Sagt wieder ‹Hallo› im Frühling: der Igel. (Bild: Pixabay)
Schweiz

Wie süss! Diese Tiere sagen im Frühling ‹Hallo›

Die Sonne kitzelt wieder in der Nase, die ersten Vogelgezwitscher sind zu hören: Der Frühling ist wieder da. Und das lockt auch viele süsse, aber auch weniger schnügglige Tiere, aus ihrem Winterschlaf. Oder was sonst noch für Kuriositäten der Tierwelt im Frühling anstehen, gibts hier zu lesen.

Wenn draussen die Sonne scheint und die Temperaturen milder werden, naht der Frühling. Das lockt auch die Tierwelt wieder aus ihrer Ruhephase oder gar aus dem Winterschlaf auf. In unserer Bildergalerie finden Sie eine Auswahl von süssen Tieren, die mit dem Frühling wieder aus dem Wintermodus schlüpfen. Der Basler Biologe Andreas Moser war am Dienstag, 14. März 2017 zu Gast in der SRF-Radiosendung ‹Treffpunkt›. Dort erklärte er vieles rund um die Tierwelt.

Natürlich sind nicht alle Tiere mit einem ‹Jöööö› behaftet. Hier sind noch Tiere, die ebenfalls mit den ersten Frühlingsstrahlen wieder erwachen.

Murmelis vertreiben ihre Kinder

Moser erklärt, dass der Frühling für viele Tiere auch grossen Stress bedeutet. Wildtiere wie Gämsen, Hirsche oder Steinböcke passen ihren Körperhaushalt so an, dass sie wenig Nahrung brauchen. Ob sie den Winter überleben, hängt von ihren Fettreserven ab. Für bereits geschwächte Tiere kann frisches Futter eine Stresssituation bedeuten, so dass die Verdauung versagt.

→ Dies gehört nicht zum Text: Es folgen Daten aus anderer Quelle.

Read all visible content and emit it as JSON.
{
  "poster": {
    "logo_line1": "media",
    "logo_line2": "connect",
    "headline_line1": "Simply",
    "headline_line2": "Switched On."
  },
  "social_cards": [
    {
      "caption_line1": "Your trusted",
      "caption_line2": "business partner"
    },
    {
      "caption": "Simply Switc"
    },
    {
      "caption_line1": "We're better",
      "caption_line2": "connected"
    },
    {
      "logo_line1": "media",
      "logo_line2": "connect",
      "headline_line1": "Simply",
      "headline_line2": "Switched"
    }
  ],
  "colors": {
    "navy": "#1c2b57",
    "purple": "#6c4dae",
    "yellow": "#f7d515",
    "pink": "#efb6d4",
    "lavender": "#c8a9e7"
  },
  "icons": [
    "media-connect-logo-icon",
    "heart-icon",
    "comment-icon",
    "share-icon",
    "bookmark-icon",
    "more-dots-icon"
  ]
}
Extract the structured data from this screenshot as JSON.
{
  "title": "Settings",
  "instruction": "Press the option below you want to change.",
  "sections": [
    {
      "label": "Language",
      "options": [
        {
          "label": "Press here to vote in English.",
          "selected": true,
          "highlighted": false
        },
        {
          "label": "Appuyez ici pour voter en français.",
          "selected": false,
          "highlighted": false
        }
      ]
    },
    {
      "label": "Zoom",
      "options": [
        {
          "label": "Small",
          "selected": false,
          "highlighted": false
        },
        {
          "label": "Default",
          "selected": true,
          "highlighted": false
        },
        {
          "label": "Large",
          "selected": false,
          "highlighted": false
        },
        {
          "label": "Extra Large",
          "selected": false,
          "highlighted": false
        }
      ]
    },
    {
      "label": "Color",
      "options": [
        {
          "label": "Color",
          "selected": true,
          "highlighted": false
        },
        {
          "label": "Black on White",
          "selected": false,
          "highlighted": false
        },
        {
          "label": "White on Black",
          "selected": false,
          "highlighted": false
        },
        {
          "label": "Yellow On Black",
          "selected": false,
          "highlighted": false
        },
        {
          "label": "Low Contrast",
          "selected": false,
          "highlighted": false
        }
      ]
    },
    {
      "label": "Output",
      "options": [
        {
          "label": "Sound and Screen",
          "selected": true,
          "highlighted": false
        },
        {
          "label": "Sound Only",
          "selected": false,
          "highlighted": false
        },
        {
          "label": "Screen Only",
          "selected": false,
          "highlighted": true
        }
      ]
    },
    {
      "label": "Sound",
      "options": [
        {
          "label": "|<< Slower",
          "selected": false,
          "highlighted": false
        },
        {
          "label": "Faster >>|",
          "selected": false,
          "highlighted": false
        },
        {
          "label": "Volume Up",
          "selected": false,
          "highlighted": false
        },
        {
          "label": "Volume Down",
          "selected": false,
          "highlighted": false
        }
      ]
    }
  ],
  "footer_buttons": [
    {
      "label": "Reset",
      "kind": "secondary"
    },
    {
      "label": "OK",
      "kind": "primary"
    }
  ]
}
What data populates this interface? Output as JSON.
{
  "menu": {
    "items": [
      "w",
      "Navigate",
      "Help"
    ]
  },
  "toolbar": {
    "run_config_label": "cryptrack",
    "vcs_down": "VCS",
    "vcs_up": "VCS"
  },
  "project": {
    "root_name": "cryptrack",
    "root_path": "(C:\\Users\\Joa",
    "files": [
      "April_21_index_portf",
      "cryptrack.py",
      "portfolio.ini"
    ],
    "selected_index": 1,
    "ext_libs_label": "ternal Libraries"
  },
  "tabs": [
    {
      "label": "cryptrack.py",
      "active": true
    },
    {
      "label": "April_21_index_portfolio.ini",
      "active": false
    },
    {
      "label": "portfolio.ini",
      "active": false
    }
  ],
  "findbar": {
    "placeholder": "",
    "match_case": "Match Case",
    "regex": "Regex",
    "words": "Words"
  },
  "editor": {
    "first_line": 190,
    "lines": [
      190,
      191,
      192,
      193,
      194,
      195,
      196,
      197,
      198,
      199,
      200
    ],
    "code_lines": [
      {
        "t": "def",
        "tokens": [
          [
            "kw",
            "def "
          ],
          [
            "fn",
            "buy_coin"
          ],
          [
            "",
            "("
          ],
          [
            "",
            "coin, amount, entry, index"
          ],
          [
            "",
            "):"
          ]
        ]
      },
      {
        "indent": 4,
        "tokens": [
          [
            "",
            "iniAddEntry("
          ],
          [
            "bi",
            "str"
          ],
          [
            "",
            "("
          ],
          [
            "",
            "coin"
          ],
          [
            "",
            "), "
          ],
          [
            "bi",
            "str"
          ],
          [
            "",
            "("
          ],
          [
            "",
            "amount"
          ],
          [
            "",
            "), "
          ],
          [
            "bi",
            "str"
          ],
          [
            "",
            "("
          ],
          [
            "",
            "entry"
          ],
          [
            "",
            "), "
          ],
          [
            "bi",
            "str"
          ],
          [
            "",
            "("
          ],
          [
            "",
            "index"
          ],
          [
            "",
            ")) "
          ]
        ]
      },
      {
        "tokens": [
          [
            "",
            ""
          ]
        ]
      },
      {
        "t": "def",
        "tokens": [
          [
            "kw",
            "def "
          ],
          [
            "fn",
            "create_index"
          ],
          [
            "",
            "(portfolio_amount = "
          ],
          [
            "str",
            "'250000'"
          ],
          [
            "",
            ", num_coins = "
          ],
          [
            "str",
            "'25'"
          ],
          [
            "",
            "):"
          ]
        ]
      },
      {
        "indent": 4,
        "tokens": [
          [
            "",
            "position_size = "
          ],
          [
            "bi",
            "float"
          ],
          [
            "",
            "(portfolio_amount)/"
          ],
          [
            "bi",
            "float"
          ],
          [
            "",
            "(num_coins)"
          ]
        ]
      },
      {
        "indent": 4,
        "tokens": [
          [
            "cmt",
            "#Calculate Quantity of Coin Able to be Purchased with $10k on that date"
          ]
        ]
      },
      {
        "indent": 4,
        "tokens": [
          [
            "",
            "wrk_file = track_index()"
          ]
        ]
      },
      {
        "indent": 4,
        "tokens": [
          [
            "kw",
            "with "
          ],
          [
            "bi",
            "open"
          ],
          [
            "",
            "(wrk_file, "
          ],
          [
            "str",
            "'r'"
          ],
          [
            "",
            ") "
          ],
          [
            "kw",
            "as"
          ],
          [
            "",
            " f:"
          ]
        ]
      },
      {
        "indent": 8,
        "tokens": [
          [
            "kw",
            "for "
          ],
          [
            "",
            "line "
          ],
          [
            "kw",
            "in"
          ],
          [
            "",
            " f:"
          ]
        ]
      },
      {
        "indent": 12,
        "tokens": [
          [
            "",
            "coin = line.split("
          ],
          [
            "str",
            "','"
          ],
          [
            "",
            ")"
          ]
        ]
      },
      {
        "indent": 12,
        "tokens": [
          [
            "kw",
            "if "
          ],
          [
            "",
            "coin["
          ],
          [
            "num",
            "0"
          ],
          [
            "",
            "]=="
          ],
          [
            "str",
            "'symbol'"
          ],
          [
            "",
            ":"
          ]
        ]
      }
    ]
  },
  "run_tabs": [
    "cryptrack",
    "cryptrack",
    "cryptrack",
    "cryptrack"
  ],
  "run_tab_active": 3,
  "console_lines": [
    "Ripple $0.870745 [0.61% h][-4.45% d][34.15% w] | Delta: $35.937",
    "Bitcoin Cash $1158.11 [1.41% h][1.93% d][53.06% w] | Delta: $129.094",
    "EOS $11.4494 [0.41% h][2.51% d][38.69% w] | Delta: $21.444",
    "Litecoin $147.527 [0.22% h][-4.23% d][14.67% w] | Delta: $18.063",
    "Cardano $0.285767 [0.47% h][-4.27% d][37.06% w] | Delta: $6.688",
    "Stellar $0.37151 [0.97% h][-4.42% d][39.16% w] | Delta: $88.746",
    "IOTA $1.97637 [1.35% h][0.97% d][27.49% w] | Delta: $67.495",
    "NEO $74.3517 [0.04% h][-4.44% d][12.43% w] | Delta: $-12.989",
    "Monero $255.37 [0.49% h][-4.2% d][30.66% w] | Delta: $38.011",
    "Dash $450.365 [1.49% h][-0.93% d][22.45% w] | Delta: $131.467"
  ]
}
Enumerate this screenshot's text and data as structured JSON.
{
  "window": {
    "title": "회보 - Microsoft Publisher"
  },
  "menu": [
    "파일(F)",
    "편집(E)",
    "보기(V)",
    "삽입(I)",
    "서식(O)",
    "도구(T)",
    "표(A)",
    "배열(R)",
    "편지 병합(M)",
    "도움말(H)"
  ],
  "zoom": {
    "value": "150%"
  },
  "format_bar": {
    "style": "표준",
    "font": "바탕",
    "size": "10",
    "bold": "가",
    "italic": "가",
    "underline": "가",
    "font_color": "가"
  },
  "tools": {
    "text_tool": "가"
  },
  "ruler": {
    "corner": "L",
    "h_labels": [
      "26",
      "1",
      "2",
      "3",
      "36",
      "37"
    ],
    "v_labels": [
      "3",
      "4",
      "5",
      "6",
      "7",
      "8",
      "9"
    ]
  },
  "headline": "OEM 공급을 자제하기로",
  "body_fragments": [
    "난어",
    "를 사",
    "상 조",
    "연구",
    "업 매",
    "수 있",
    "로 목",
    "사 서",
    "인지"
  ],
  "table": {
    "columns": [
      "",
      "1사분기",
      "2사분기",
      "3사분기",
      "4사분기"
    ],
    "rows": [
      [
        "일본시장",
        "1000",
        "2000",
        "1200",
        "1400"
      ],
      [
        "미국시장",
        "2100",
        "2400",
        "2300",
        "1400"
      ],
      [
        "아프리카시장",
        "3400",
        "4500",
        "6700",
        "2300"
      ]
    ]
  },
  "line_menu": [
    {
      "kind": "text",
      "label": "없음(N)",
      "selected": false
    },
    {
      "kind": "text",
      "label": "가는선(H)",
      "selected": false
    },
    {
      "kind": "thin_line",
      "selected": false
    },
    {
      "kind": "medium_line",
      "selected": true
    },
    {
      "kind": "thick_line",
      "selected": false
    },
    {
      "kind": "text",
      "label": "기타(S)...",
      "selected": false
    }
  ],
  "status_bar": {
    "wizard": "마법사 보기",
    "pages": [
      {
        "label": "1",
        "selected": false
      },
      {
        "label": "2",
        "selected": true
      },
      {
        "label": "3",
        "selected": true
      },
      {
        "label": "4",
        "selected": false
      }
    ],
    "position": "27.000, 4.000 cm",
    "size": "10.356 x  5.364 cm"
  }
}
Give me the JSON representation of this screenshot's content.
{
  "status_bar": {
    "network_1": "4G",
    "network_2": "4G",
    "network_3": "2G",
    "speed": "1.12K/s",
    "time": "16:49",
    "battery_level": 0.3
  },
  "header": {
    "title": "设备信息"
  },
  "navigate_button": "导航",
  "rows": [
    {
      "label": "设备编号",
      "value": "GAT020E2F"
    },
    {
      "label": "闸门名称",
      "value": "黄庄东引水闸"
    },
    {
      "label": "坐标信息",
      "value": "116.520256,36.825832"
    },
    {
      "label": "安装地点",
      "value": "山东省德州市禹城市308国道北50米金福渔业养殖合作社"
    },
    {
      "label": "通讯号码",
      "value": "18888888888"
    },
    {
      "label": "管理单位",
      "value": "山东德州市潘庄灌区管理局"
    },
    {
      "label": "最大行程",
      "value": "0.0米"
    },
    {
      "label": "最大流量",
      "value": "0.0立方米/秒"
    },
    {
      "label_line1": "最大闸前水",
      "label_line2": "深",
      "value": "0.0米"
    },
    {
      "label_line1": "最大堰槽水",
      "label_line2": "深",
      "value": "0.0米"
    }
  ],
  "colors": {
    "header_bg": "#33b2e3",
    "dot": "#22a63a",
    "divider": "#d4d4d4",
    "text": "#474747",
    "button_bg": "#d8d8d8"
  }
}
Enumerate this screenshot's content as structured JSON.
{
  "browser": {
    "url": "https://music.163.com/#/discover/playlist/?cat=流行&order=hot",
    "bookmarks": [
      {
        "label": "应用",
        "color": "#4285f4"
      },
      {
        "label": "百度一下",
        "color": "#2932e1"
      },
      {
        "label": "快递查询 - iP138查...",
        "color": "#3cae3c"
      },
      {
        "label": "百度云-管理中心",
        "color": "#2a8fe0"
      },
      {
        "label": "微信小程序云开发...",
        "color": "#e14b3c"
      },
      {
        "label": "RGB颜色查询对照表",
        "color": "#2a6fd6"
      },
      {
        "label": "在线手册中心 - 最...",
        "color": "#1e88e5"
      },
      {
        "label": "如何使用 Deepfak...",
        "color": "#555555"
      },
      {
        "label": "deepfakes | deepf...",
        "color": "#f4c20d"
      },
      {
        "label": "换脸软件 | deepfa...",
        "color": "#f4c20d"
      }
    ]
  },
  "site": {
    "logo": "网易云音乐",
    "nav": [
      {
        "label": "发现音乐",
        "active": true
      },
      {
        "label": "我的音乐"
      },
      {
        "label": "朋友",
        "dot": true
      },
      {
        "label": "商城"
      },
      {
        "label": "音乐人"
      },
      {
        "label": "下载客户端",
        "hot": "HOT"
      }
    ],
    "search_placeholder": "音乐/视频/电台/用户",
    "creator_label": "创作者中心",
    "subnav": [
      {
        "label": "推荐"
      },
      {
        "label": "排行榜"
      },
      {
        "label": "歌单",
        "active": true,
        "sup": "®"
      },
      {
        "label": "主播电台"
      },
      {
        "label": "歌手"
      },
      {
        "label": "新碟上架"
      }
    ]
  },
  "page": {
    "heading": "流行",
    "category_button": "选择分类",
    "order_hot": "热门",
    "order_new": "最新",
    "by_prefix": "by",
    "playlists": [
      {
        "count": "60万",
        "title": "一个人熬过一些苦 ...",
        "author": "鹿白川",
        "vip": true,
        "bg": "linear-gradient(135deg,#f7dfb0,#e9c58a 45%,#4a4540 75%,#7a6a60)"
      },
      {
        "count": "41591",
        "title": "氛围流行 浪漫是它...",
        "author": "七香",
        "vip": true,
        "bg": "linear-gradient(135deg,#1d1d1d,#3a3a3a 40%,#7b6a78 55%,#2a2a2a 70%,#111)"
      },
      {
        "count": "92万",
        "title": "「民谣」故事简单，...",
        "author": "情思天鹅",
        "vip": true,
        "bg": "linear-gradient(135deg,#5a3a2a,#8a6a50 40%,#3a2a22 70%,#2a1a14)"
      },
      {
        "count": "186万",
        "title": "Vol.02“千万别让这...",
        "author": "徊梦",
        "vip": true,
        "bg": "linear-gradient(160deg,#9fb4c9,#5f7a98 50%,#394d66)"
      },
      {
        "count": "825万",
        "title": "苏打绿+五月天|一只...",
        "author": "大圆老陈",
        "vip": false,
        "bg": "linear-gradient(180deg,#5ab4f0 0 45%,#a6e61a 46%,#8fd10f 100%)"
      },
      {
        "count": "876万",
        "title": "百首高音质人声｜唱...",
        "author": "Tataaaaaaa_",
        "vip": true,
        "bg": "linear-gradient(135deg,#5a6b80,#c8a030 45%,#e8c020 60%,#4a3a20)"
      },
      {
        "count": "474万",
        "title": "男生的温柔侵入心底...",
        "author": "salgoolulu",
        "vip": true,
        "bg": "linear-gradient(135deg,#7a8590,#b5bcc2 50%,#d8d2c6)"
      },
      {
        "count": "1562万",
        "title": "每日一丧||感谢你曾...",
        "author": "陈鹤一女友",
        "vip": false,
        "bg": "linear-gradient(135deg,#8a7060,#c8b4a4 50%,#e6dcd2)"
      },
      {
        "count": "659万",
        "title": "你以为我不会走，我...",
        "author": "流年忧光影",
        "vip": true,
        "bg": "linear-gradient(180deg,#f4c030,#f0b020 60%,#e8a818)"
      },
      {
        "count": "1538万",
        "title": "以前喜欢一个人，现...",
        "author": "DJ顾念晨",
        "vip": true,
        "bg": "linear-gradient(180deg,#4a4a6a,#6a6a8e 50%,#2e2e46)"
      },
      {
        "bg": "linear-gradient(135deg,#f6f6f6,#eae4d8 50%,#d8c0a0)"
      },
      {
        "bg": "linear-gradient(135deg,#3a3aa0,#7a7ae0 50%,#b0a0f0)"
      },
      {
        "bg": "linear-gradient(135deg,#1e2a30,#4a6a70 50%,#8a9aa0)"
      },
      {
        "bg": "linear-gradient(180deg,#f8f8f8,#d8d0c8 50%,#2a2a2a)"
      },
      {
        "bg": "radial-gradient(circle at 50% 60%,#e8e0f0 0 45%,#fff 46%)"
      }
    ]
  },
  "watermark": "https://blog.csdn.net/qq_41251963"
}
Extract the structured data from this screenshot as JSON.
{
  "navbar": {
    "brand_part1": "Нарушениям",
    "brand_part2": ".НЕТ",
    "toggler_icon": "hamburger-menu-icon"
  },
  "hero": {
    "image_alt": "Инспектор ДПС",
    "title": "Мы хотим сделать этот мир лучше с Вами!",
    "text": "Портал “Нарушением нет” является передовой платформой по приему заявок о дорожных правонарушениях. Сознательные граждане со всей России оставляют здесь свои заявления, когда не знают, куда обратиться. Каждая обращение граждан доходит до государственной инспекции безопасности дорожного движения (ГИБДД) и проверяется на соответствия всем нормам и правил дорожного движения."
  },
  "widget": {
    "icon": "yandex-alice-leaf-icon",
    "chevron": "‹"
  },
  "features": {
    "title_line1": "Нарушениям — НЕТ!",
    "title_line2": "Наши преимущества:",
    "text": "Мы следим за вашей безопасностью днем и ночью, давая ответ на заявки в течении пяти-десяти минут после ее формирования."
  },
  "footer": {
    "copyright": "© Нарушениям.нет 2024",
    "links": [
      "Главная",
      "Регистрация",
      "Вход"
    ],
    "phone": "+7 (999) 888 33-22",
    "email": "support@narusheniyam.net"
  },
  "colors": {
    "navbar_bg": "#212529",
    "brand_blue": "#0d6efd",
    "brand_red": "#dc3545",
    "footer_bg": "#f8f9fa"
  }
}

Für das Murmeltier, vor allem für die Jungtiere, ist der Frühling gar keine schöne Zeit. Für viele der zwei- bis dreijährigen Jungen einer Murmeltierfamilie ist der Frühling keine schöne Zeit. «Murmeli sind territoriale Tiere», erklärt Moser. Damit das Familienterritorium nicht allzu sehr abgegrast wird, müssen die älteren Jungen verschwinden. So werden sie im Alter von zwei bis drei Jahren von den Eltern vertrieben.

(Bild: Pixabay)

Zitronenfalter ist wie ‹Austin Powers›

Ganz kurios überwintert der Zitronenfalter. Er hängt sich einfach an einen Ast und wenn es kalt wird, lässt er sich tiefgefrieren – bis über -10 Grad – und wacht dann im Frühling mit dem warmen Wetter wieder auf. «Der Zitronenfalter ist ein unglaublich spannendes Beispiel, wie Tiere den Winter überstehen», so Moser. «Er überwintert als fertig entwickeltes Insekt. Er hängt an einen Zweig oder einen Strauch, klappt die Flügel zusammen und liefert sich dem Winter aus.» Er habe im Blut einen speziellen Frostschutz, der verhindere, dass in den Zellen der empfindliche Zellkern einfriere und die Zellen so zerstört werden.

Sein Vorteil: Wenn der Zitronenfalter im Frühling erwacht, ist er einer der ersten Schmetterlinge. So kann er eine Weile sorglos umherfliegen, denn die meisten Zugvögel, die gerne Schmetterlinge fressen, kommen erst ein paar Wochen später in die Schweiz zurück.